– А тебе не все равно? – усмехнулась она.
– Если мне что не все равно, так только это.
Смотрит исподлобья. Глаза как синие ямы. Как он выбрался из этого города, из этой бессмыслицы и силы? Как все это живет в нем…
– Сейчас уйду, – сказал Антон. – Я не затем пришел, чтобы тебе опять навязаться.
– А зачем ты пришел? – чуть слышно проговорила Нэла.
– Люблю тебя. Видно, это у меня встроенная функция.
Она засмеялась и сразу же заплакала. Подошла к нему, обхватила за шею, прижалась щекой к его скуле. Плакала, чувствуя, как бьется, сбивается пульс у него на виске. Потом уткнулась лбом в его плечо и зарыдала в голос.
– Милая моя, сердце ты мое. – Она макушкой слышала не слова его, а дыхание. – Не прощай – как такое простить? – вообще про меня можешь не думать, только не плачь…
– Как я могу про тебя не думать? – Нэла наконец оторвалась от его плеча, увидела его глаза в пелене слез. – Это надо голову с плеч снять, но и тогда не… не получится ничего-о-о…
И больше он ее не успокаивал, только вытирал пальцами ее нос, потому что слезы лились и оттуда тоже, если считать сопли слезами.
– Обо что ты подбородок расцарапал?
Когда все слезы из нее наконец вылились, она сразу же это заметила.
– Об твою заколку.
Антон провел ладонью по ее спутанным волосам.

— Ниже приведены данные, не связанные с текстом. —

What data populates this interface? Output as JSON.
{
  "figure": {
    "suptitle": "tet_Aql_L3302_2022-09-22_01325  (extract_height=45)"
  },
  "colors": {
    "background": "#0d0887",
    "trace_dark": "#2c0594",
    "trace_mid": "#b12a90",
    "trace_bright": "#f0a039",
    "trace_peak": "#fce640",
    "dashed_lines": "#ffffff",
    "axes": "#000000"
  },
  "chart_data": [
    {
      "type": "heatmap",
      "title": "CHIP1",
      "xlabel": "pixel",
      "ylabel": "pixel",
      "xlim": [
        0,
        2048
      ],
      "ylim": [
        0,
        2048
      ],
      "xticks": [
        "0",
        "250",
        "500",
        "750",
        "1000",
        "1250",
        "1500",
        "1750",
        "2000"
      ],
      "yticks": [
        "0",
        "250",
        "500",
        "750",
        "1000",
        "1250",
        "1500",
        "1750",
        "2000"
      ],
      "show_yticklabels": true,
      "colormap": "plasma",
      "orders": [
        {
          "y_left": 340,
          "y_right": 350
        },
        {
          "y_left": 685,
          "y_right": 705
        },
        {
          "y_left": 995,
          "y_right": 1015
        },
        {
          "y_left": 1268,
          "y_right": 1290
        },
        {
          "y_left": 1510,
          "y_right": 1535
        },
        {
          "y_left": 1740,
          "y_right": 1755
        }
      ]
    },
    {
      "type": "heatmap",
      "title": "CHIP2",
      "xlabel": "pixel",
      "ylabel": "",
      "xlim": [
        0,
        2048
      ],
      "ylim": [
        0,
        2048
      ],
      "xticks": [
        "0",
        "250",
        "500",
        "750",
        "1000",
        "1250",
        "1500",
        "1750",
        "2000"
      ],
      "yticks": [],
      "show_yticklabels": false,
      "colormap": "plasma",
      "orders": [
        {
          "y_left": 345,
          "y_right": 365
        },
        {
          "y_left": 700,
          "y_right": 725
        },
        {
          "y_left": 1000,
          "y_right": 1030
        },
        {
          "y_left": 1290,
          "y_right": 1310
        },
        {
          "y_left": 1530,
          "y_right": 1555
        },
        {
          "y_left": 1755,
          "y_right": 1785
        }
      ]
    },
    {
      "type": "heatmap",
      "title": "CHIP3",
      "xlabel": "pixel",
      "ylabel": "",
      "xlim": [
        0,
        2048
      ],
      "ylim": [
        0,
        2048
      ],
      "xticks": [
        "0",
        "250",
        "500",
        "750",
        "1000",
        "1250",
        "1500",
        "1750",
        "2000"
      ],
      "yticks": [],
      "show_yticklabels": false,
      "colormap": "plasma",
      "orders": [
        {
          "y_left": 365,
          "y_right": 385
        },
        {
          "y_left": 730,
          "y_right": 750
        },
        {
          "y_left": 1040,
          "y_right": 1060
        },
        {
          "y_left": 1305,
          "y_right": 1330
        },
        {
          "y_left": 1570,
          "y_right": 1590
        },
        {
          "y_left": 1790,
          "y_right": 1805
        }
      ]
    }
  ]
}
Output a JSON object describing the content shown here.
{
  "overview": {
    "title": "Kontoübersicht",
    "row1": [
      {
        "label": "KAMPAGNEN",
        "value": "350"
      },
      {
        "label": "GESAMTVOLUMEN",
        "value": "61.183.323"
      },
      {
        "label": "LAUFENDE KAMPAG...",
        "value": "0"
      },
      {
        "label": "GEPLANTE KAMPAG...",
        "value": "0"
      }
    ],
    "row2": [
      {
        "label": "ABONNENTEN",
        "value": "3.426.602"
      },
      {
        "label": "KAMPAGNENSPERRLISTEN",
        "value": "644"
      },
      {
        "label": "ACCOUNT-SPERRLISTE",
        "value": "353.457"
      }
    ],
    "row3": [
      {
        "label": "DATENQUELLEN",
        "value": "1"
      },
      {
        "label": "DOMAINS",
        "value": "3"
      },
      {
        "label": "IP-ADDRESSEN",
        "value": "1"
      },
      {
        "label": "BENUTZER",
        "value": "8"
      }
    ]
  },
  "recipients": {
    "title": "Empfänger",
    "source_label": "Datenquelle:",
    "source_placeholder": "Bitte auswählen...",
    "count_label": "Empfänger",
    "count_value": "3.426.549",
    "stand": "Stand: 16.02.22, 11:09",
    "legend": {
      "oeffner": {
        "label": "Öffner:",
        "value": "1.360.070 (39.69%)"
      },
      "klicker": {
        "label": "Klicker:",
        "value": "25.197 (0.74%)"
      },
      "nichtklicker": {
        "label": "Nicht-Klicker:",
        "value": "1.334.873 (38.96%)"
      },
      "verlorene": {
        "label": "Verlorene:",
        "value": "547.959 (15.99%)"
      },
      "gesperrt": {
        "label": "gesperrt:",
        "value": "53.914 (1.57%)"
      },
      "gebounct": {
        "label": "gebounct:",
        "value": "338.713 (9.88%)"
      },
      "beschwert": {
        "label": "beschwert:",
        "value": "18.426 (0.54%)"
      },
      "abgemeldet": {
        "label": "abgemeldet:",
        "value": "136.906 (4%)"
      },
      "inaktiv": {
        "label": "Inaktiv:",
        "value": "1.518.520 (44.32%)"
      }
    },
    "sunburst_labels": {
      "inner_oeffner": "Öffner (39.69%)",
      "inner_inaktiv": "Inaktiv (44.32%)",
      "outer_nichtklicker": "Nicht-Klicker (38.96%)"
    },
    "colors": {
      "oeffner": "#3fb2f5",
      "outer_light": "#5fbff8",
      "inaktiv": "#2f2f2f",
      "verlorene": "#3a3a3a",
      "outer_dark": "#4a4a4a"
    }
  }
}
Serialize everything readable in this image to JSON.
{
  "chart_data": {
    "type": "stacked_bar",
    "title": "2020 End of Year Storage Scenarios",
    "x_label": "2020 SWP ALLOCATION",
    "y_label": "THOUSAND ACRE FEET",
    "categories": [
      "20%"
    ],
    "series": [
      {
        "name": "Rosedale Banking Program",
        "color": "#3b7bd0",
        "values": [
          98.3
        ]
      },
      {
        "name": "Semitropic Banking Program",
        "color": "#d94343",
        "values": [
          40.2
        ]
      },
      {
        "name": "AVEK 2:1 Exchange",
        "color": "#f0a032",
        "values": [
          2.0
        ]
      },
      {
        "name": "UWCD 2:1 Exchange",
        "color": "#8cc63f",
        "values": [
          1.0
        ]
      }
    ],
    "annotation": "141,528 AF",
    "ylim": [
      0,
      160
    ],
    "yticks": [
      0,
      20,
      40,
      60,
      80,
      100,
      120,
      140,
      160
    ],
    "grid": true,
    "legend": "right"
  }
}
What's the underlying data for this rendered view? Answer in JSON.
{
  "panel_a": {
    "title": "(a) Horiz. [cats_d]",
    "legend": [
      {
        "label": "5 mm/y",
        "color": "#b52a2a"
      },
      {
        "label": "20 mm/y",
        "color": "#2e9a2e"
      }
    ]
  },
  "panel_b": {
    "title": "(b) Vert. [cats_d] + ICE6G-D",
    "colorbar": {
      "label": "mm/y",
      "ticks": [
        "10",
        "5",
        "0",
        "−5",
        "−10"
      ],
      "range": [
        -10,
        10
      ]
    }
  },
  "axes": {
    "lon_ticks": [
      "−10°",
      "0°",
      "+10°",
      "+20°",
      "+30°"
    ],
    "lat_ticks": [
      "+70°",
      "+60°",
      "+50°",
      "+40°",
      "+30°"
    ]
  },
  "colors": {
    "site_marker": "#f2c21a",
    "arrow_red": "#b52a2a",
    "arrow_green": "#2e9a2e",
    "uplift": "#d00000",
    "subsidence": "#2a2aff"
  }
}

Нэла заколола их машинально, выходя из дома на Соколе, чтобы ехать в аэропорт. Подумала, что в Сибири ветер, и надо заколоть, чтобы из-под капюшона не выбивались. Мало помогло, кстати.
Она вынула заколку из волос, положила на обшарпанную тумбочку, села на край кровати. Антон сел на пол и положил голову ей на колени.
– Ничего ведь непонятно, Тоник, – сказала она.
– Что непонятно? – спросил он.
– Как нам жить.
– Нам?
Нэла почувствовала, что не только он замер, но и дыхание его замерло тоже.
– Не знаю… – проговорила она. – А ты?
– Я тоже ничего тебе определенного сейчас не скажу. – Антон говорил простые и в общем обыденные слова, но обыденности не было ни в голосе его, ни в том, как касалась ее коленей его щека. – Надо мать в Москву перевозить, разбираться, где ее оперировать. И вообще разбираться, – добавил он, помолчав.
– В чем?
– Ты же знаешь.
– Я для себя знаю…
– Ты для всех знаешь. – Антон поднял голову, снизу глянул ей в глаза. – Ты же камертон. Точная настройка.
– Какими ты терминами оперируешь! – улыбнулась она.
– Помнишь, как Бетховена ходили слушать?
Он тоже улыбнулся. Глаза от улыбки сверкнули, как от падающего из окна лунного света сверкали кристаллы Авроры.
– В Редуте?
– Ага.
Нэла вспомнила, как музыка звучала в светлом камерном зале, и, когда она поглядывала искоса на своего мужа, то видела в его глазах растерянность и силу в необъяснимом соединении, и это соединение говорило ей о жизни так же много, как музыка Бетховена. Какой драгоценный дар преподнесла им жизнь в самой юности! Как много жизни должно было пройти, чтобы они это поняли…
– Что делать, пока не знаю, – сказал Антон. – Но чего не делать – это, знаешь, обдумал. Пока о стенку головой бился, правильно ты догадалась.
– Не трудно было догадаться, – хмыкнула она.
– Все можно варьировать, – сказал Антон. – Но из чего-то можно только исходить.
– Думаешь, я знаю, из чего? – вздохнула Нэла.
– Конечно, знаешь, неоценимая.
Почему он назвал ее так – непонятно. Слово было такое странное, что казалось прилетевшим из другой какой-то жизни. Но когда Антон его произнес, оно стало таким естественным, будто он сделал его руками, которые умели все.
– Видно, такая у тебя встроенная функция, – добавил он.